Bei strahlendem Frühlingswetter wurde das Pfarrheim St. Remigius in Happerschoß am 18. April schnell zum Treffpunkt für alle, die Lust auf nachhaltige Ideen hatten. Die Kleidertauschbörse, organisiert vom Klimaründchen Happerschoß, bot dafür den passenden Rahmen: gut erhaltene Lieblingsstücke wechselten unkompliziert den Besitzer, dazu gab es Kaffee, Kuchen und viele Gespräche.

Ergänzt wurde das Ganze durch einen Infostand zu nachhaltiger Mode – ein Thema, das bei vielen Besucherinnen und Besuchern auf großes Interesse stieß und den Gedanken der Ressourcenschonung in den Mittelpunkt rückte.

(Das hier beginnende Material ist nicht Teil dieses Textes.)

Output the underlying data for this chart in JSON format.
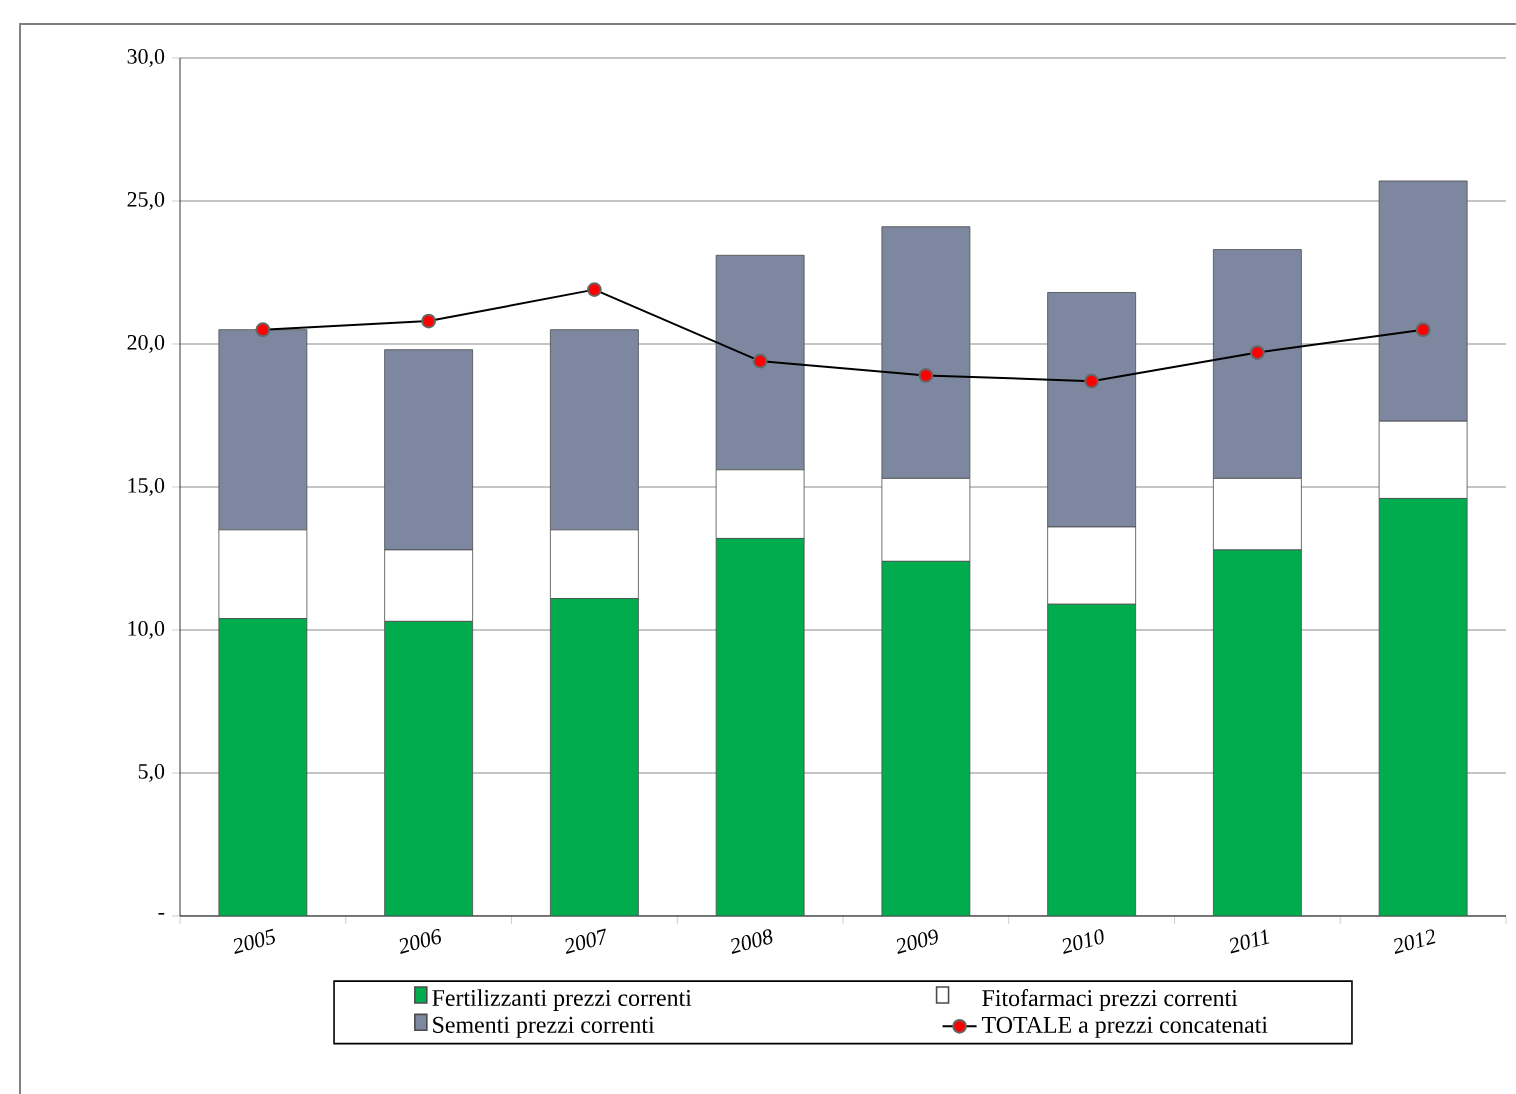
{
  "chart_data": {
    "type": "bar",
    "stacked": true,
    "categories": [
      "2005",
      "2006",
      "2007",
      "2008",
      "2009",
      "2010",
      "2011",
      "2012"
    ],
    "series": [
      {
        "name": "Fertilizzanti prezzi correnti",
        "color": "#00ac4e",
        "values": [
          10.4,
          10.3,
          11.1,
          13.2,
          12.4,
          10.9,
          12.8,
          14.6
        ]
      },
      {
        "name": "Fitofarmaci prezzi correnti",
        "color": "#ffffff",
        "values": [
          3.1,
          2.5,
          2.4,
          2.4,
          2.9,
          2.7,
          2.5,
          2.7
        ]
      },
      {
        "name": "Sementi prezzi correnti",
        "color": "#7d879f",
        "values": [
          7.0,
          7.0,
          7.0,
          7.5,
          8.8,
          8.2,
          8.0,
          8.4
        ]
      },
      {
        "name": "TOTALE a prezzi concatenati",
        "type": "line",
        "color": "#ff0000",
        "marker": "circle",
        "values": [
          20.5,
          20.8,
          21.9,
          19.4,
          18.9,
          18.7,
          19.7,
          20.5
        ]
      }
    ],
    "ylim": [
      0,
      30
    ],
    "yticks": [
      {
        "value": 0,
        "label": "-"
      },
      {
        "value": 5,
        "label": "5,0"
      },
      {
        "value": 10,
        "label": "10,0"
      },
      {
        "value": 15,
        "label": "15,0"
      },
      {
        "value": 20,
        "label": "20,0"
      },
      {
        "value": 25,
        "label": "25,0"
      },
      {
        "value": 30,
        "label": "30,0"
      }
    ],
    "grid": "y",
    "legend": "bottom"
  }
}
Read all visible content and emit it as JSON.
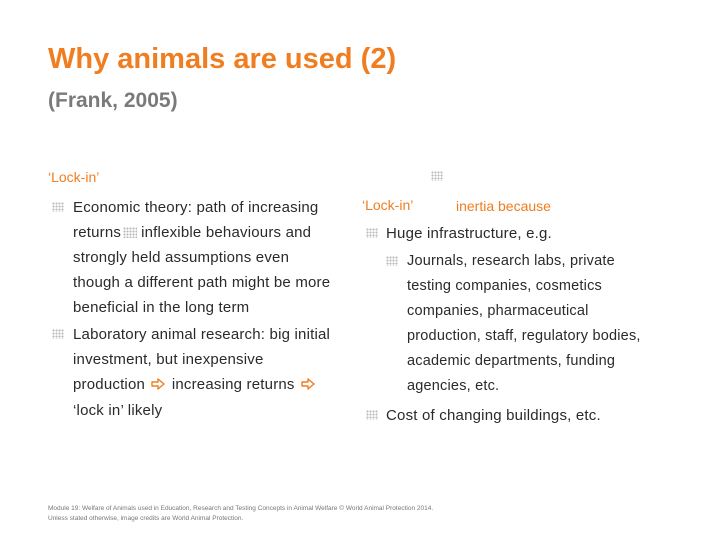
{
  "title": "Why animals are used (2)",
  "subtitle": "(Frank, 2005)",
  "left": {
    "heading": "‘Lock-in’",
    "bullet1": {
      "line1": "Economic theory: path of increasing",
      "line2a": "returns",
      "line2b": "inflexible behaviours and",
      "line3": "strongly held assumptions even",
      "line4": "though a different path might be more",
      "line5": "beneficial in the long term"
    },
    "bullet2": {
      "line1": "Laboratory animal research: big initial",
      "line2": "investment, but inexpensive",
      "line3a": "production",
      "line3b": "increasing returns",
      "line4": "‘lock in’ likely"
    }
  },
  "right": {
    "heading_a": "‘Lock-in’",
    "heading_b": "inertia because",
    "bullet1": "Huge infrastructure, e.g.",
    "sub": {
      "line1": "Journals, research labs, private",
      "line2": "testing companies, cosmetics",
      "line3": "companies, pharmaceutical",
      "line4": "production, staff, regulatory bodies,",
      "line5": "academic departments, funding",
      "line6": "agencies, etc."
    },
    "bullet2": "Cost of changing buildings, etc."
  },
  "footer": {
    "line1": "Module 19: Welfare of Animals used in Education, Research and Testing Concepts in Animal Welfare © World Animal Protection 2014.",
    "line2": "Unless stated otherwise, image credits are World Animal Protection."
  },
  "colors": {
    "accent": "#f07d1f",
    "subtitle": "#7a7a7a",
    "text": "#2a2a2a"
  },
  "icons": [
    "dotted-bullet-icon",
    "hollow-arrow-icon"
  ]
}
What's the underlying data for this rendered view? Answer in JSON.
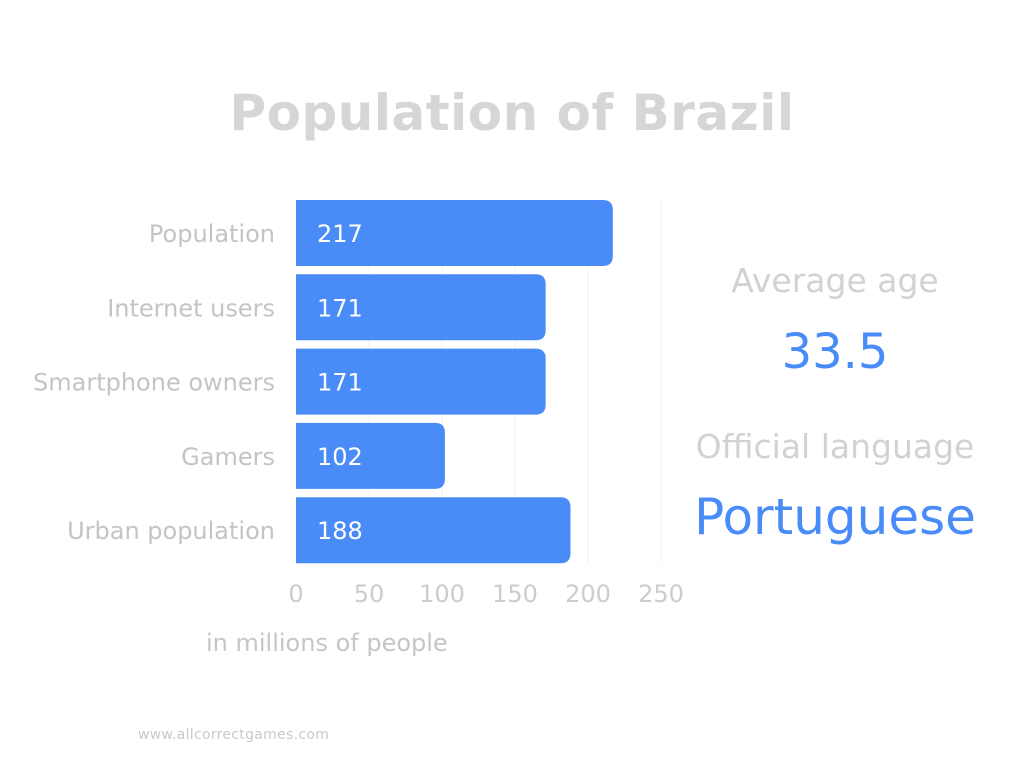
{
  "title": "Population of Brazil",
  "chart_data": {
    "type": "bar",
    "orientation": "horizontal",
    "categories": [
      "Population",
      "Internet users",
      "Smartphone owners",
      "Gamers",
      "Urban population"
    ],
    "values": [
      217,
      171,
      171,
      102,
      188
    ],
    "xlabel": "in millions of people",
    "xlim": [
      0,
      250
    ],
    "xticks": [
      0,
      50,
      100,
      150,
      200,
      250
    ],
    "grid": true,
    "bar_color": "#4a8cf7"
  },
  "side_panel": {
    "average_age_label": "Average age",
    "average_age_value": "33.5",
    "language_label": "Official language",
    "language_value": "Portuguese",
    "accent_color": "#4a8cf7"
  },
  "footer": "www.allcorrectgames.com"
}
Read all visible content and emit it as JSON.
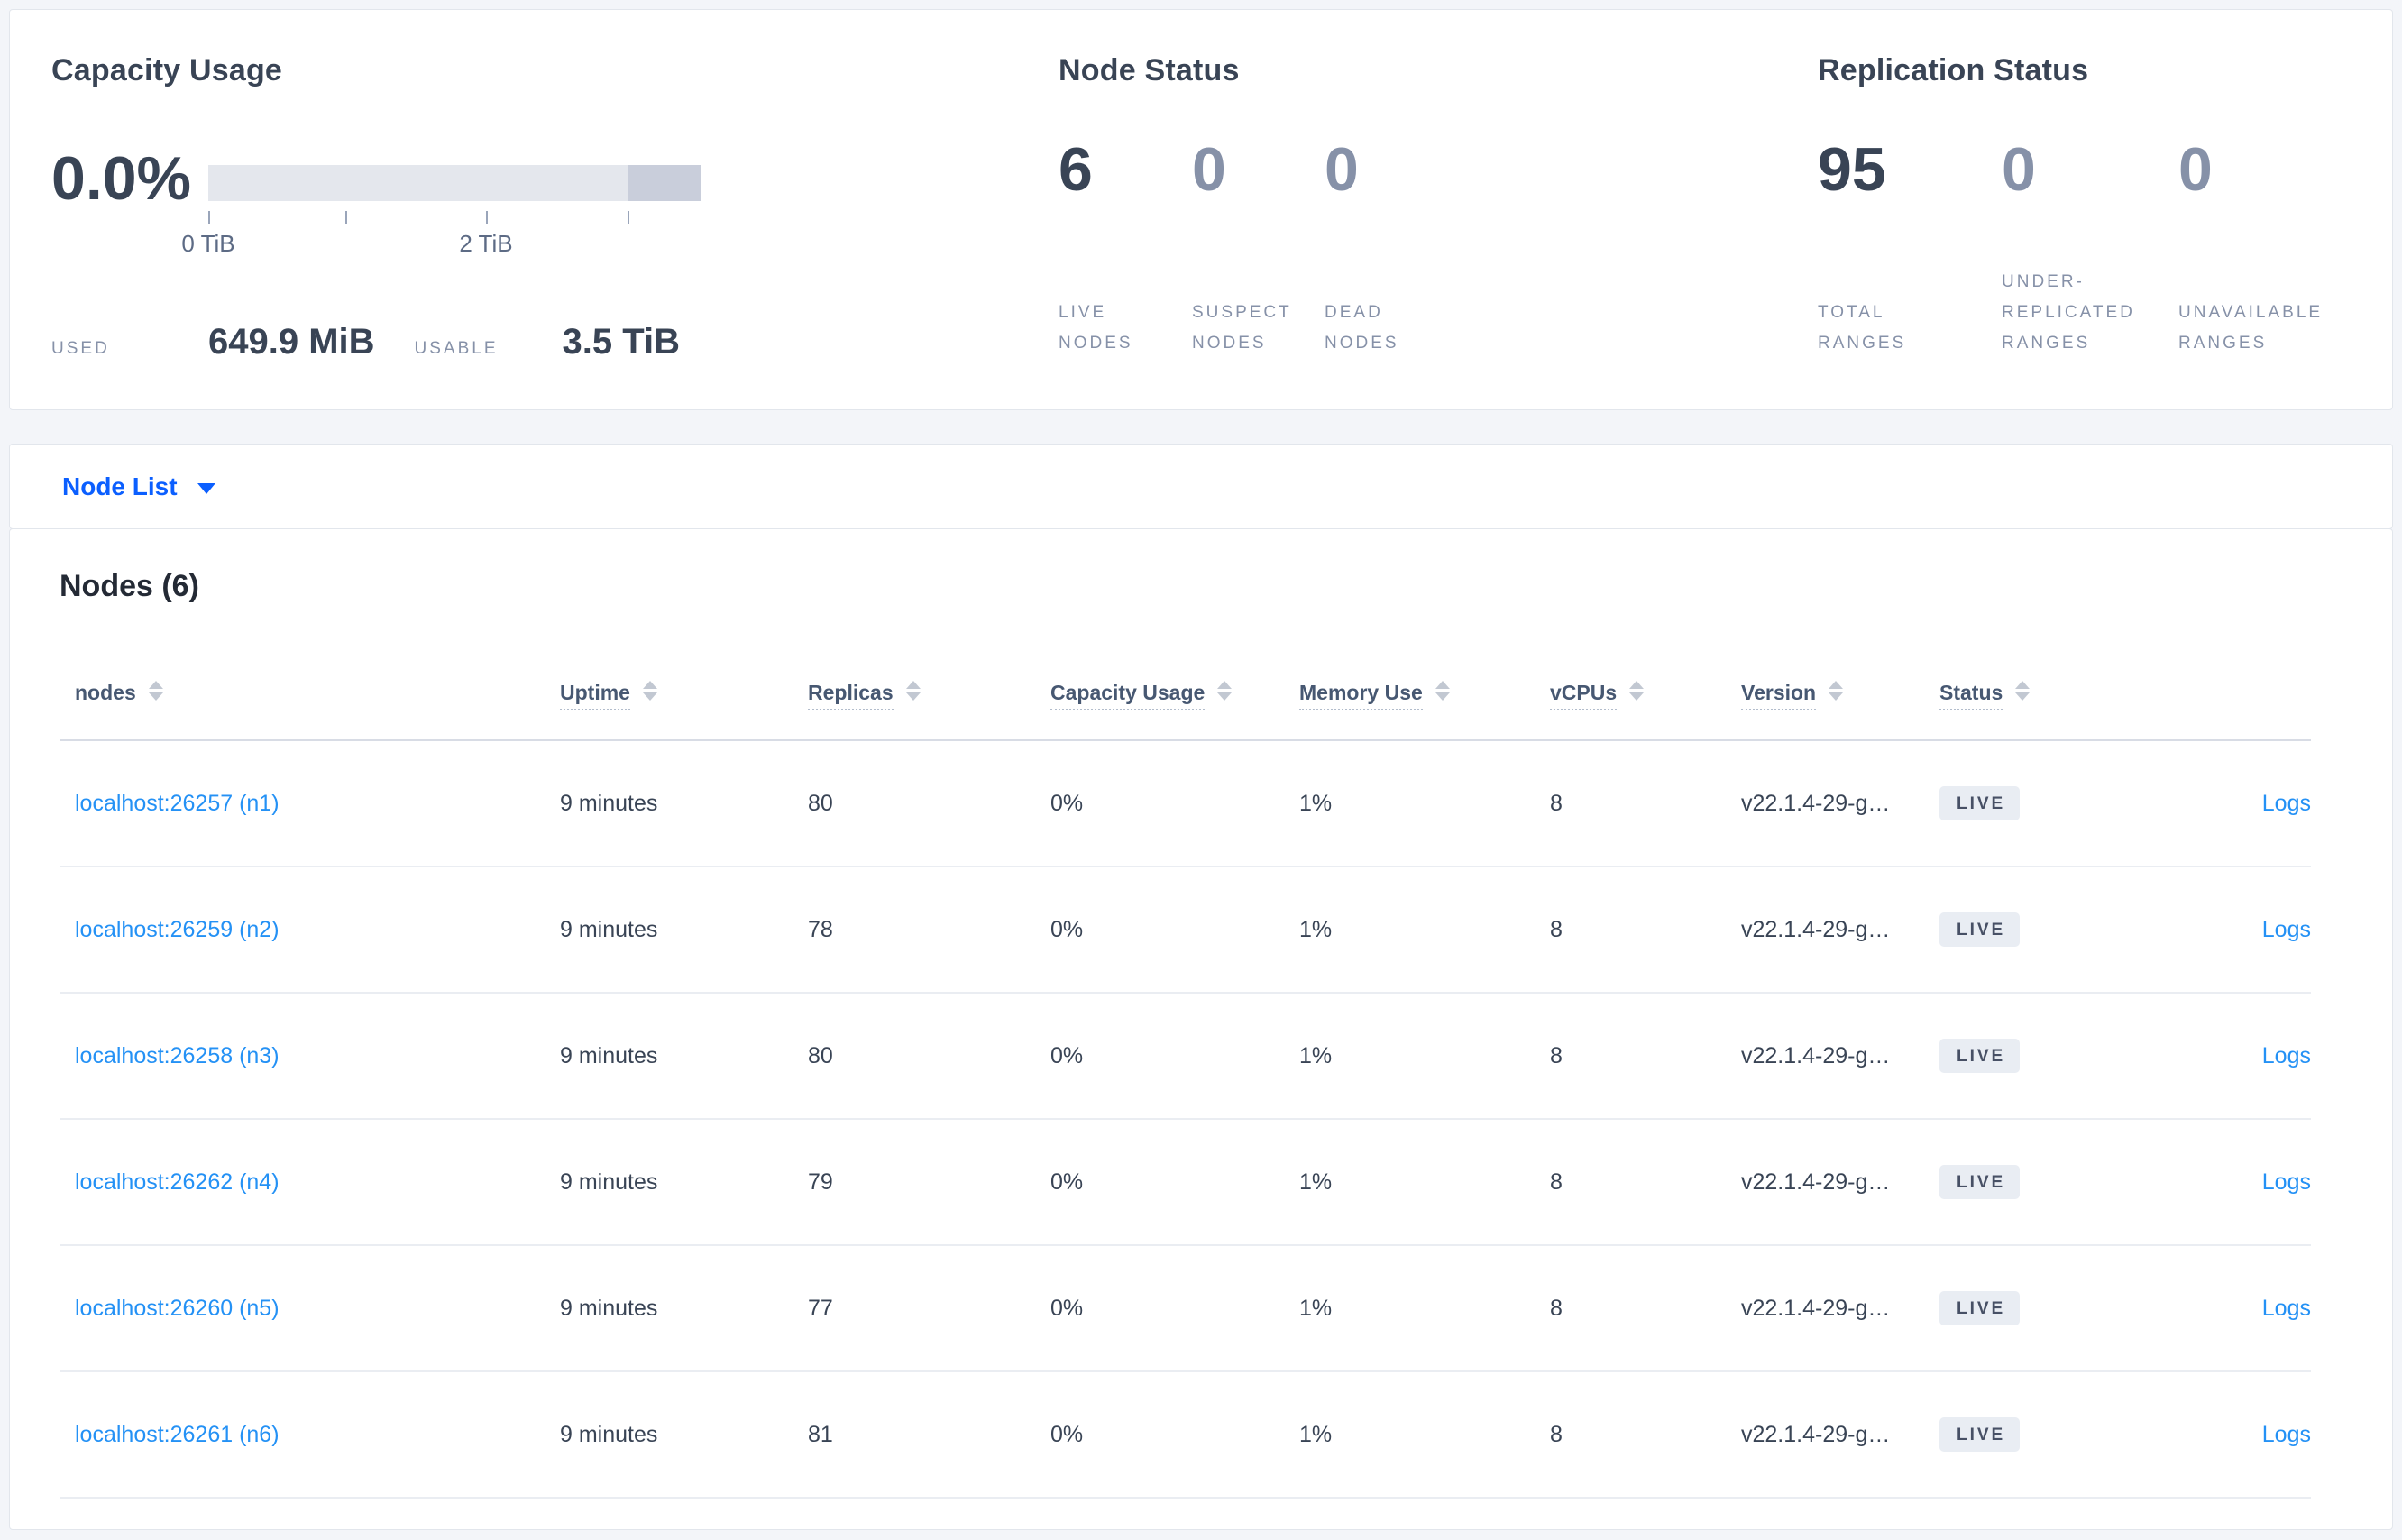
{
  "colors": {
    "accent_blue": "#0b5fff",
    "link_blue": "#2491f5",
    "badge_bg": "#e9edf3",
    "bar_track": "#e4e7ed",
    "bar_dark_segment": "#c9cedb",
    "page_bg": "#f3f5f9"
  },
  "summary": {
    "capacity": {
      "title": "Capacity Usage",
      "percent": "0.0%",
      "tick_labels": [
        "0 TiB",
        "2 TiB"
      ],
      "used_label": "USED",
      "used_value": "649.9 MiB",
      "usable_label": "USABLE",
      "usable_value": "3.5 TiB"
    },
    "node_status": {
      "title": "Node Status",
      "metrics": [
        {
          "value": "6",
          "label": "LIVE NODES"
        },
        {
          "value": "0",
          "label": "SUSPECT NODES"
        },
        {
          "value": "0",
          "label": "DEAD NODES"
        }
      ]
    },
    "replication": {
      "title": "Replication Status",
      "metrics": [
        {
          "value": "95",
          "label": "TOTAL RANGES"
        },
        {
          "value": "0",
          "label": "UNDER-REPLICATED RANGES"
        },
        {
          "value": "0",
          "label": "UNAVAILABLE RANGES"
        }
      ]
    }
  },
  "view_selector": {
    "label": "Node List"
  },
  "table": {
    "title": "Nodes (6)",
    "columns": [
      {
        "key": "nodes",
        "label": "nodes",
        "sortable": true,
        "tooltip": false
      },
      {
        "key": "uptime",
        "label": "Uptime",
        "sortable": true,
        "tooltip": true
      },
      {
        "key": "replicas",
        "label": "Replicas",
        "sortable": true,
        "tooltip": true
      },
      {
        "key": "capacity",
        "label": "Capacity Usage",
        "sortable": true,
        "tooltip": true
      },
      {
        "key": "memory",
        "label": "Memory Use",
        "sortable": true,
        "tooltip": true
      },
      {
        "key": "vcpus",
        "label": "vCPUs",
        "sortable": true,
        "tooltip": true
      },
      {
        "key": "version",
        "label": "Version",
        "sortable": true,
        "tooltip": true
      },
      {
        "key": "status",
        "label": "Status",
        "sortable": true,
        "tooltip": true
      },
      {
        "key": "logs",
        "label": "",
        "sortable": false,
        "tooltip": false
      }
    ],
    "rows": [
      {
        "nodes": "localhost:26257 (n1)",
        "uptime": "9 minutes",
        "replicas": "80",
        "capacity": "0%",
        "memory": "1%",
        "vcpus": "8",
        "version": "v22.1.4-29-g…",
        "status": "LIVE",
        "logs": "Logs"
      },
      {
        "nodes": "localhost:26259 (n2)",
        "uptime": "9 minutes",
        "replicas": "78",
        "capacity": "0%",
        "memory": "1%",
        "vcpus": "8",
        "version": "v22.1.4-29-g…",
        "status": "LIVE",
        "logs": "Logs"
      },
      {
        "nodes": "localhost:26258 (n3)",
        "uptime": "9 minutes",
        "replicas": "80",
        "capacity": "0%",
        "memory": "1%",
        "vcpus": "8",
        "version": "v22.1.4-29-g…",
        "status": "LIVE",
        "logs": "Logs"
      },
      {
        "nodes": "localhost:26262 (n4)",
        "uptime": "9 minutes",
        "replicas": "79",
        "capacity": "0%",
        "memory": "1%",
        "vcpus": "8",
        "version": "v22.1.4-29-g…",
        "status": "LIVE",
        "logs": "Logs"
      },
      {
        "nodes": "localhost:26260 (n5)",
        "uptime": "9 minutes",
        "replicas": "77",
        "capacity": "0%",
        "memory": "1%",
        "vcpus": "8",
        "version": "v22.1.4-29-g…",
        "status": "LIVE",
        "logs": "Logs"
      },
      {
        "nodes": "localhost:26261 (n6)",
        "uptime": "9 minutes",
        "replicas": "81",
        "capacity": "0%",
        "memory": "1%",
        "vcpus": "8",
        "version": "v22.1.4-29-g…",
        "status": "LIVE",
        "logs": "Logs"
      }
    ]
  }
}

Nahwärme: schematische Darstellung

Genau hier knüpfte auch der Infostand zur Dorfwärme an. Die Initiative Dorfwärme Happerschoß, unterstützt von Hennef Power und der Energieagentur Rhein Sieg, stellte ebenfalls den Klimaschutz in den Fokus – mit Blick auf die Wärmeversorgung im Dorf.

Viele Besucherinnen und Besucher nutzten die Gelegenheit, um sich zu informieren und nachzufragen. Besonders häufig ging es zunächst um die Grundlagen: Was ist Nahwärme überhaupt? Welche unterschiedlichen Konzepte gibt es? Und wie könnte so etwas konkret in Happerschoß aussehen? Dabei wurde schnell deutlich, wie groß das Interesse ist, aber auch, wie wichtig verständliche Informationen sind.

Spannend fanden viele, dass bereits ganz konkret an der Zukunft gearbeitet wird: Für Happerschoß ist aktuell eine Initialstudie in Arbeit. Diese untersucht die örtlichen Gegebenheiten und wird eine Empfehlung geben, ob Nahwärme hier sinnvoll ist – und wenn ja, welche Form am besten passt. Erst auf dieser Basis lassen sich auch Fragen zu möglichen Kosten realistisch beantworten.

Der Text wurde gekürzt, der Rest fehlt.